Sistem Pemilu yang Mahal, Hasilnya Murahan
Dalam wawancara bersama sejumlah media di Jakarta, Rabu (12/11/2025), Djohermansyah menegaskan bahwa akar persoalan kepemimpinan daerah di Indonesia bukan terletak pada kurangnya orang berintegritas, melainkan pada sistem pemilihan kepala daerah yang “mahal dan tidak sehat”.
“Kalau sistemnya buruk, orang baik pun bisa ikut rusak. Ini yang disebut garbage in, garbage out. Sistem pilkada kita masih berbiaya tinggi, dan yang bisa menang biasanya orang yang punya uang, bukan yang punya moral,” ujarnya.
Menurutnya, perilaku pemilih turut memperparah keadaan. Banyak masyarakat masih memandang pemilu sebagai transaksi ekonomi, bukan tanggung jawab moral.
“Pemilih kita banyak yang masih lemah secara ekonomi dan pendidikan. Kalau tidak diberi uang, mereka memilih untuk tidak datang ke TPS. Rata-rata pendidikan nasional kita baru setara kelas dua SMP, jadi kesadaran politik masih rendah,” jelasnya.
Akibatnya, yang lahir bukanlah pemimpin berintegritas, melainkan pejabat yang sejak awal sudah berpikir untuk “mengembalikan modal”.
“Begitu menang, mereka sibuk jual beli jabatan, main proyek, pengadaan barang, dan perizinan—semua demi balik modal. Inilah lingkaran setan yang belum bisa diputus,” tambahnya.
Jeruk Makan Jeruk
Selain sistem pemilihan yang mahal, Prof.

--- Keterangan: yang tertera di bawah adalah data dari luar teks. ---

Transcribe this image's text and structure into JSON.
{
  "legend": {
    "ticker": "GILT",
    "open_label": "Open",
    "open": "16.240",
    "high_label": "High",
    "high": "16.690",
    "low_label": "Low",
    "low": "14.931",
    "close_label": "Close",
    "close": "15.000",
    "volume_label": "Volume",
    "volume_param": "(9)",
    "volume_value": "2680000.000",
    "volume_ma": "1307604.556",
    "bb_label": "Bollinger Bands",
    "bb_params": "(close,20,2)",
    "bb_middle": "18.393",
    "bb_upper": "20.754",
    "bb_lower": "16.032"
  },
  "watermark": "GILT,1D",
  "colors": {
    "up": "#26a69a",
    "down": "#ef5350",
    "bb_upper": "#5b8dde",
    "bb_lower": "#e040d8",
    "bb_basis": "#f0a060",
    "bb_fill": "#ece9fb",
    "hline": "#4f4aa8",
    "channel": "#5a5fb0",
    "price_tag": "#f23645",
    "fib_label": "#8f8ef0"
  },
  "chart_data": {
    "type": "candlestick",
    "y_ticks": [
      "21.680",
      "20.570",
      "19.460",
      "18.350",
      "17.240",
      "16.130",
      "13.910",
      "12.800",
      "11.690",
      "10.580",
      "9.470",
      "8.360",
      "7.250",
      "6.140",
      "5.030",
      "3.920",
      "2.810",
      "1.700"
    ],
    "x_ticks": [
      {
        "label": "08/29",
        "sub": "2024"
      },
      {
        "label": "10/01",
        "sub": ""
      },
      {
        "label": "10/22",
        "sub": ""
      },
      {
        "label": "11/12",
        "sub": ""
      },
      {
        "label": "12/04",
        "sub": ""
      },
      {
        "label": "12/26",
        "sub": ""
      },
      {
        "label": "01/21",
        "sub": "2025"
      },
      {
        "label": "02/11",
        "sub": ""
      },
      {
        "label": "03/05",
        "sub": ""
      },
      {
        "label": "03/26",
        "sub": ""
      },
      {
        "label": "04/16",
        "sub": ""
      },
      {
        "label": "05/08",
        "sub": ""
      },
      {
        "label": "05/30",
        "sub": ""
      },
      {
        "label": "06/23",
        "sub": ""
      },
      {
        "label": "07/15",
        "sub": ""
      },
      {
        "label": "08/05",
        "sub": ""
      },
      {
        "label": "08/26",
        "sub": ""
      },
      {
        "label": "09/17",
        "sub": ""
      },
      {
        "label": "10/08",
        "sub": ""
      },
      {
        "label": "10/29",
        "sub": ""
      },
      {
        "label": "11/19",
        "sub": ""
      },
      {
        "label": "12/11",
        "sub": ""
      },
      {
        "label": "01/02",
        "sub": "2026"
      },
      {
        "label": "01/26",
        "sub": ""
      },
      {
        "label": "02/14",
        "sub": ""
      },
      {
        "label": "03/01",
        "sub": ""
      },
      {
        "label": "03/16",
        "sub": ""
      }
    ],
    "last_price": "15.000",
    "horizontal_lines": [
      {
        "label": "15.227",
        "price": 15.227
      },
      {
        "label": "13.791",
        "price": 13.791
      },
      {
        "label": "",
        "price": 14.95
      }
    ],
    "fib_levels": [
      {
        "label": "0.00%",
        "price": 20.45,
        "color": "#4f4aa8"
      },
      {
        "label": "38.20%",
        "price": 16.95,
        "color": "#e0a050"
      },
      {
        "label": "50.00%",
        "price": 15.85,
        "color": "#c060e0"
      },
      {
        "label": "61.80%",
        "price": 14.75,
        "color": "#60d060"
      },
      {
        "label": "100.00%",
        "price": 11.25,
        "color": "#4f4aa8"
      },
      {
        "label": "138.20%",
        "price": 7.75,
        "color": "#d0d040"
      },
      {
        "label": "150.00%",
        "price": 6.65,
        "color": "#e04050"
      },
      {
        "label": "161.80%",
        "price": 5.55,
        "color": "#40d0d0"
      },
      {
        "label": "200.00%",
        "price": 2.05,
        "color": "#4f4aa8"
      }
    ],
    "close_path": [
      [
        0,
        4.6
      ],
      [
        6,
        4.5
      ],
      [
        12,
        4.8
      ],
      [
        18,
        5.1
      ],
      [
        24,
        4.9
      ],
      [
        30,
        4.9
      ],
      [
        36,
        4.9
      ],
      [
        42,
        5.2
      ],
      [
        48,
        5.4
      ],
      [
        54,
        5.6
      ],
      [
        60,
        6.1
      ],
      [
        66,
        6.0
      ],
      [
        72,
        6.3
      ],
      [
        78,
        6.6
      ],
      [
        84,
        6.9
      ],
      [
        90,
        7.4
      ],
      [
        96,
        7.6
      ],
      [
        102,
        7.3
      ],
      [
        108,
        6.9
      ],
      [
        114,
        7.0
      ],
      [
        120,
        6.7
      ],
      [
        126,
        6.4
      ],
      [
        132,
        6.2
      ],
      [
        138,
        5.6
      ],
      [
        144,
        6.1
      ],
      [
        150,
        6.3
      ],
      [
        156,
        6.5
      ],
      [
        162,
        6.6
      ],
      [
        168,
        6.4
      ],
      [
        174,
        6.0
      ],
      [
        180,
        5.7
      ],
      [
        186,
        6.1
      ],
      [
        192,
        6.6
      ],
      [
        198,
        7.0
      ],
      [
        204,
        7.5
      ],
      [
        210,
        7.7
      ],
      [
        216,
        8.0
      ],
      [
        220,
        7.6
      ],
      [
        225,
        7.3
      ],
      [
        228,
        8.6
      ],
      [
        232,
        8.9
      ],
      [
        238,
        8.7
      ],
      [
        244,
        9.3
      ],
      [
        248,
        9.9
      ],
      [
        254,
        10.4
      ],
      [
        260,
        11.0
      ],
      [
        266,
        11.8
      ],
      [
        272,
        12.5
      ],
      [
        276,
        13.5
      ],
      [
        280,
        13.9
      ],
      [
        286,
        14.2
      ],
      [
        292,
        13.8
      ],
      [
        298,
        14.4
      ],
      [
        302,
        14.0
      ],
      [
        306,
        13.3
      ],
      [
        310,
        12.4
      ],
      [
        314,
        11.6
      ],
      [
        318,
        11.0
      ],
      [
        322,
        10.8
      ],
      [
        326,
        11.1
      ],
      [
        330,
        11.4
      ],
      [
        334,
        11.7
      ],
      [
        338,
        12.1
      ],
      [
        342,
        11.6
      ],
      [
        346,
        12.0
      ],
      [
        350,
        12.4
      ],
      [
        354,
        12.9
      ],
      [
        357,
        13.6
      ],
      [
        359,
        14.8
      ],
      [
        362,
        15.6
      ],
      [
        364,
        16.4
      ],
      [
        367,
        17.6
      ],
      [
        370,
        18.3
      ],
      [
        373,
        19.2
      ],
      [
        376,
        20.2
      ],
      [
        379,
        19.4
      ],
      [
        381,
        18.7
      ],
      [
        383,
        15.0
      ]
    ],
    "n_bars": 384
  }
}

Djohermansyah juga menyoroti lemahnya fungsi pengawasan di pemerintahan daerah—baik internal maupun eksternal.
Ia menyebut, pengawasan internal seperti inspektorat daerah sering kali tidak efektif karena adanya tumpang tindih kepentingan.
“Bagaimana mungkin inspektorat bisa mengawasi kepala daerah kalau ia berada di bawah kendali kepala daerah juga? Itu seperti jeruk makan jeruk,” katanya.
Sementara itu, lembaga pengawas eksternal seperti BPK dan BPKP pun tidak lepas dari persoalan integritas dan keterbatasan kewenangan.
“BPK itu seharusnya tajam, tapi dalam praktiknya sering tumpul ke atas dan tajam ke bawah. Audit bisa diatur. Jadi, baik pengawasan internal maupun eksternal sama-sama kurang bergigi,” ujarnya kritis.
Kondisi ini, lanjutnya, membuat operasi tangkap tangan (OTT) terus berulang dengan modus yang sama—dari jual beli jabatan hingga pengadaan barang.
“Saya cemas. Ini hanya soal waktu. Yakin saya, sebentar lagi ada lagi kepala daerah kena OTT. Data saya menunjukkan sudah ada 462 kepala daerah terjerat kasus hukum,” ungkapnya.
Prof. Djohermansyah mengungkapkan bahwa rekrutmen politik berbiaya tinggi tidak hanya terjadi di tingkat kepala daerah, tetapi juga di legislatif.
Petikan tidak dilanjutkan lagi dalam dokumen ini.